Region Hovedstaden, Verwaltungsregion im östlichen Dänemark
Die Hauptstadtregion ist ein Verwaltungsgebiet im Osten Dänemarks, das 29 Gemeinden umfasst und sich von der Metropolregion Kopenhagen über Nordseeland bis zur Insel Bornholm erstreckt. Die Region erstreckt sich über mehrere Inseln und bildet zusammen mit den anderen dänischen Regionen die oberste Verwaltungsebene unter der Staatsregierung.
Das Gebiet entstand 2007 im Rahmen einer landesweiten Kommunalreform, die kleinere Verwaltungseinheiten zusammenlegte und das frühere System der Ämter ersetzte. Die Neuordnung übertrug bestimmte Zuständigkeiten wie das Gesundheitswesen an die neu geschaffenen Regionen.
Jede Gemeinde in der Hauptstadtregion unterhält eigene Kulturzentren, Bibliotheken und Bildungseinrichtungen, die zur dänischen intellektuellen Entwicklung beitragen.

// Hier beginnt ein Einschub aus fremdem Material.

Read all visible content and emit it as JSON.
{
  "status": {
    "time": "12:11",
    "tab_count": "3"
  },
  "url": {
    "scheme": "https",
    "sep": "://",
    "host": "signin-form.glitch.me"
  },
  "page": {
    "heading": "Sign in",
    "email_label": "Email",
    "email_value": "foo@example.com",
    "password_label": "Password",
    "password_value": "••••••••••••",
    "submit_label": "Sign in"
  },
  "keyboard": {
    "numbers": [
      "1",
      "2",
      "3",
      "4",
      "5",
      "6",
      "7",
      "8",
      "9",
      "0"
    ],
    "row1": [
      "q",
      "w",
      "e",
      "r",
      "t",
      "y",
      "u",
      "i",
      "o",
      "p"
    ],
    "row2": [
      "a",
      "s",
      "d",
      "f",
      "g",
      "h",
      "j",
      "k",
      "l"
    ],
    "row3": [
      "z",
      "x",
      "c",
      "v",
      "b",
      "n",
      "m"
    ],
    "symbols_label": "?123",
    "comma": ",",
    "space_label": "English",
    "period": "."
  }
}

Die Regionsverwaltung betreut öffentliche Krankenhäuser wie das Rigshospitalet und koordiniert regionale Verkehrssysteme zwischen den verschiedenen Gemeinden. Besucher können sich in den einzelnen Gemeinden orientieren, die jeweils eigene Informationsstellen und Verbindungen zum öffentlichen Verkehr bereitstellen.

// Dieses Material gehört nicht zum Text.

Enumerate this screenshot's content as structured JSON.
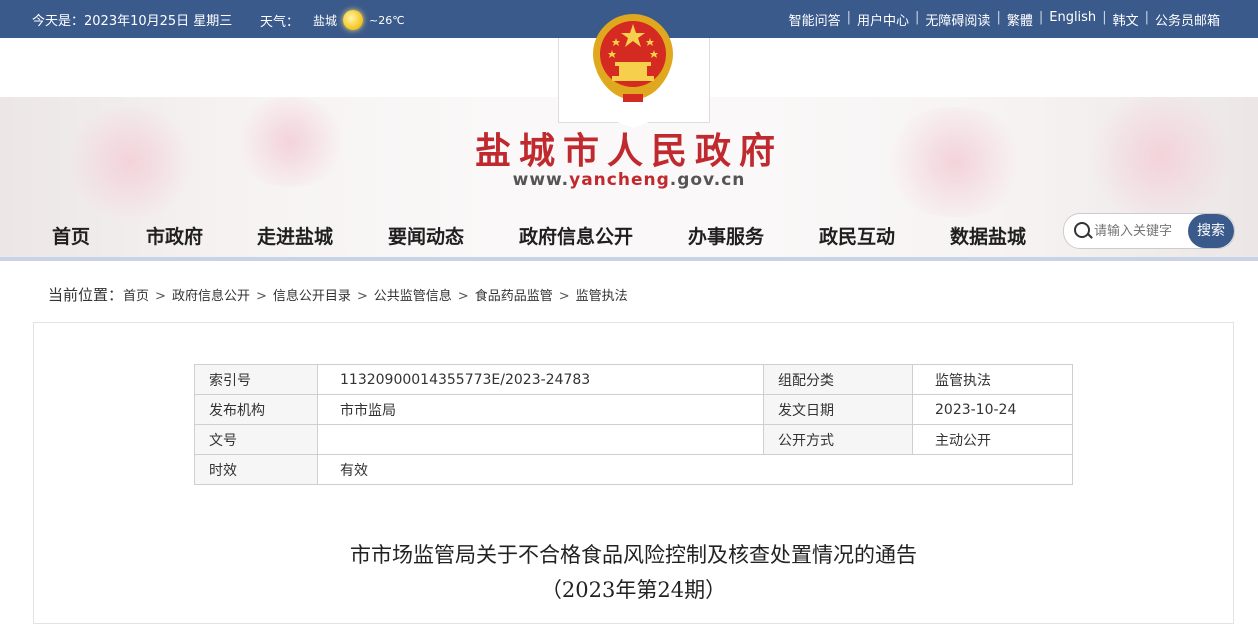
{
  "topbar": {
    "date": "今天是：2023年10月25日 星期三",
    "weather_label": "天气：",
    "city": "盐城",
    "temp": "~26℃",
    "links": [
      "智能问答",
      "用户中心",
      "无障碍阅读",
      "繁體",
      "English",
      "韩文",
      "公务员邮箱"
    ]
  },
  "header": {
    "title": "盐城市人民政府",
    "url_prefix": "www.",
    "url_highlight": "yancheng",
    "url_suffix": ".gov.cn"
  },
  "nav": {
    "items": [
      "首页",
      "市政府",
      "走进盐城",
      "要闻动态",
      "政府信息公开",
      "办事服务",
      "政民互动",
      "数据盐城"
    ],
    "search_placeholder": "请输入关键字",
    "search_button": "搜索"
  },
  "breadcrumb": {
    "lead": "当前位置：",
    "items": [
      "首页",
      "政府信息公开",
      "信息公开目录",
      "公共监管信息",
      "食品药品监管",
      "监管执法"
    ]
  },
  "meta": {
    "rows": [
      [
        "索引号",
        "11320900014355773E/2023-24783",
        "组配分类",
        "监管执法"
      ],
      [
        "发布机构",
        "市市监局",
        "发文日期",
        "2023-10-24"
      ],
      [
        "文号",
        "",
        "公开方式",
        "主动公开"
      ],
      [
        "时效",
        "有效"
      ]
    ]
  },
  "article": {
    "title": "市市场监管局关于不合格食品风险控制及核查处置情况的通告",
    "subtitle": "（2023年第24期）"
  },
  "colors": {
    "topbar": "#3b5a8c",
    "title_red": "#c0292e",
    "search_button": "#3b5a8c"
  }
}
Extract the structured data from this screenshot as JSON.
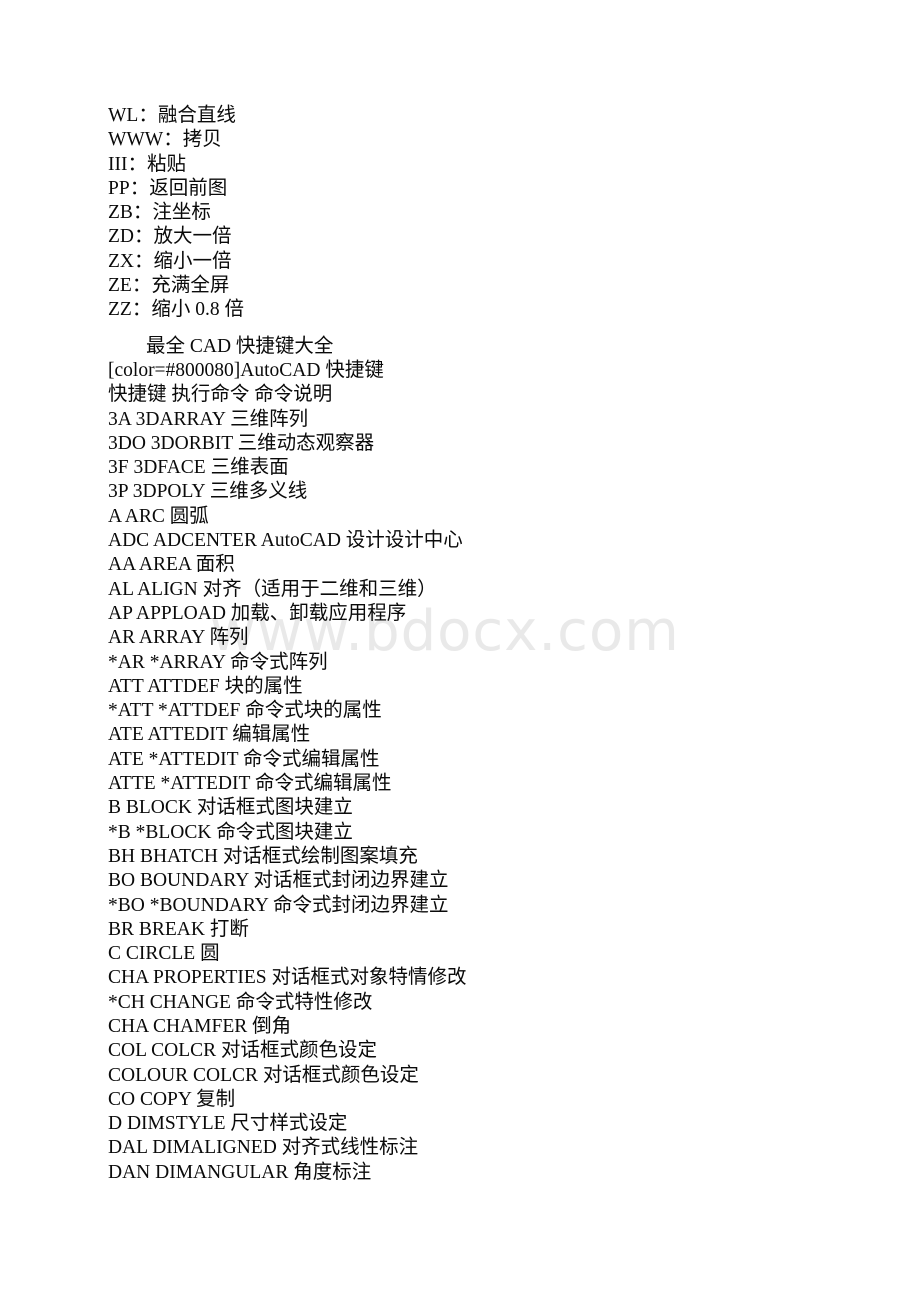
{
  "page": {
    "background_color": "#ffffff",
    "text_color": "#0a0a0a"
  },
  "watermark": {
    "text": "www.bdocx.com",
    "color": "#e9e9e9"
  },
  "document": {
    "blocks": [
      {
        "name": "shortcut-abbrev-list",
        "lines": [
          "WL：融合直线",
          "WWW：拷贝",
          "III：粘贴",
          "PP：返回前图",
          "ZB：注坐标",
          "ZD：放大一倍",
          "ZX：缩小一倍",
          "ZE：充满全屏",
          "ZZ：缩小 0.8 倍"
        ]
      },
      {
        "name": "cad-shortcut-title-block",
        "lines": [
          "最全 CAD 快捷键大全",
          "[color=#800080]AutoCAD 快捷键",
          "快捷键 执行命令 命令说明"
        ]
      },
      {
        "name": "cad-command-list",
        "lines": [
          "3A 3DARRAY 三维阵列",
          "3DO 3DORBIT 三维动态观察器",
          "3F 3DFACE 三维表面",
          "3P 3DPOLY 三维多义线",
          "A ARC 圆弧",
          "ADC ADCENTER AutoCAD 设计设计中心",
          "AA AREA 面积",
          "AL ALIGN 对齐（适用于二维和三维）",
          "AP APPLOAD 加载、卸载应用程序",
          "AR ARRAY 阵列",
          "*AR *ARRAY 命令式阵列",
          "ATT ATTDEF 块的属性",
          "*ATT *ATTDEF 命令式块的属性",
          "ATE ATTEDIT 编辑属性",
          "ATE *ATTEDIT 命令式编辑属性",
          "ATTE *ATTEDIT 命令式编辑属性",
          "B BLOCK 对话框式图块建立",
          "*B *BLOCK 命令式图块建立",
          "BH BHATCH 对话框式绘制图案填充",
          "BO BOUNDARY 对话框式封闭边界建立",
          "*BO *BOUNDARY 命令式封闭边界建立",
          "BR BREAK 打断",
          "C CIRCLE 圆",
          "CHA PROPERTIES 对话框式对象特情修改",
          "*CH CHANGE 命令式特性修改",
          "CHA CHAMFER 倒角",
          "COL COLCR 对话框式颜色设定",
          "COLOUR COLCR 对话框式颜色设定",
          "CO COPY 复制",
          "D DIMSTYLE 尺寸样式设定",
          "DAL DIMALIGNED 对齐式线性标注",
          "DAN DIMANGULAR 角度标注"
        ]
      }
    ]
  }
}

Die Region erwirtschaftet über 40 Prozent der gesamten dänischen Wirtschaftsleistung und bildet damit das wirtschaftliche Zentrum des Landes. Der Øresundbrücken-Übergang verbindet das Gebiet direkt mit Schweden und ermöglicht tägliche grenzüberschreitende Bewegungen für Pendler und Reisende.